Net interest margins at the five Nigerian banks averaged just 7.8 per cent at the end of September 2013, the report says, compared with 11 per cent at the top six Kenyan banks – which, the report notes:
had exposures of 44 per cent and 41 per cent respectively to corporate and retail lending, all on average terms. Additionally, even funding of these assets was equally distributed between wholesale and retail banking units.
The Kenyan market, Bodo concedes, is much smaller than Nigeria’s but benefits from a more structured legal frame work, with systems for solving financial disputes, and a robust identification framework, by which every citizen aged 18 or over must have a unique identity card.
“The Nigerians are only rolling this out now,” Bodo says, “but don’t yet have it fully in place, and it is a huge problem.
“The sector can be chaotic and it lacks sophistication. In Nigeria today there are cases where an individual has 20 different bank accounts with 20 different names. So you chase someone for a certain loan or product, but if you dig further you find that a similar entity has a loan in another bank. In addition, there is no robust legal mechanism for resolving financial disputes within the courts, which is a huge setback.”
What’s more, Nigeria’s credit referencing is “too generic and of little use in risk pricing,” with banks being obliged to submit only the names of defaulters. “What they have in place at present can’t rate someone who has never borrowed or is approaching the banks for the first time.”
Nigeria’s government is making moves to tackle some of the problems, albeit late in the day.
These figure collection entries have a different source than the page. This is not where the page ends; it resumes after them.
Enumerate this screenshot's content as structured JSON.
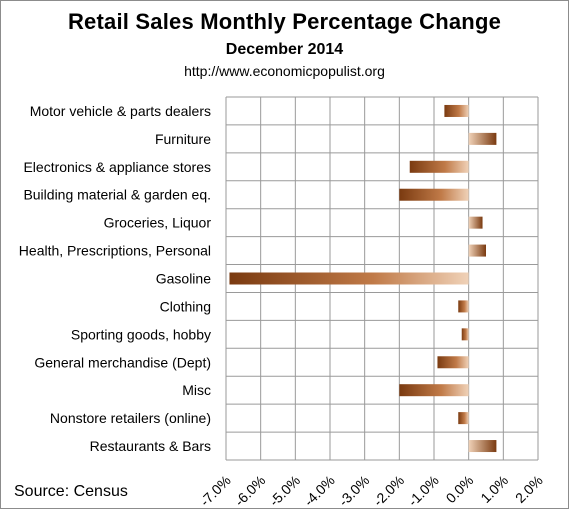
{
  "chart_data": {
    "type": "bar",
    "orientation": "horizontal",
    "title": "Retail Sales Monthly Percentage Change",
    "subtitle": "December 2014",
    "source_url": "http://www.economicpopulist.org",
    "source_note": "Source:  Census",
    "categories": [
      "Motor vehicle & parts dealers",
      "Furniture",
      "Electronics & appliance stores",
      "Building material & garden eq.",
      "Groceries, Liquor",
      "Health, Prescriptions, Personal",
      "Gasoline",
      "Clothing",
      "Sporting goods, hobby",
      "General merchandise (Dept)",
      "Misc",
      "Nonstore retailers (online)",
      "Restaurants & Bars"
    ],
    "values": [
      -0.7,
      0.8,
      -1.7,
      -2.0,
      0.4,
      0.5,
      -6.9,
      -0.3,
      -0.2,
      -0.9,
      -2.0,
      -0.3,
      0.8
    ],
    "xlim": [
      -7.0,
      2.0
    ],
    "ticks": [
      "-7.0%",
      "-6.0%",
      "-5.0%",
      "-4.0%",
      "-3.0%",
      "-2.0%",
      "-1.0%",
      "0.0%",
      "1.0%",
      "2.0%"
    ],
    "grid": true,
    "colors": {
      "bar_dark": "#7a3a10",
      "bar_mid": "#c07a48",
      "bar_light": "#f0d2b8",
      "grid": "#9a9a9a"
    }
  }
}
It is rolling out a national identity registration system. Separately, the central bank (CBN) is working on a Bank Verification Number (BVN) for bank customers, partly to address the theft of personal identification numbers. The Ecobank report notes that: “It is still not clear which of these two projects can effectively prevail in addressing the underlying issue.”
Beyondbrics approached the central bank and the five banks named in the report for comment. The central bank and FirstBank responded.
A FirstBank spokesman said “the issues that need to be addressed are very valid ones,” and that the central bank’s BVN project would at least provide a unique, biometric-based identifier for all holders of bank accounts. “If done properly, it will provide good insight into the number of actual banking customers as against customer accounts, as we all have multiple accounts,” the spokesman said, adding that mobile banking, which is still in its infancy in Nigeria, could help deepen penetration further.
A CBN spokesman replied:
Any country that has been through the kind of crisis we went through in 2009 to 2011 with the attendant huge costs, would be in no hurry to sacrifice safety for unsustainable returns… Risk aversion is not peculiar to the Nigerian banking industry in the aftermath of the global crisis. If you look at what obtains in Europe you will discover that an ROE of 22 per cent is not that bad.
He added that credit reporting in Nigeria had “improved substantially” over the years, three privately-owned credit bureaux had been licensed and, since 2010, the number of records of registered borrowers had gone up more than 400 per cent. He said banks had internal models for pricing risk, and reports from the credit bureaux served as “a very useful input to these models.”
As for the lack of legal mechanisms, “the CBN and the Nigeria Deposit Insurance Corporation have been working with Judges to improve this,” he said.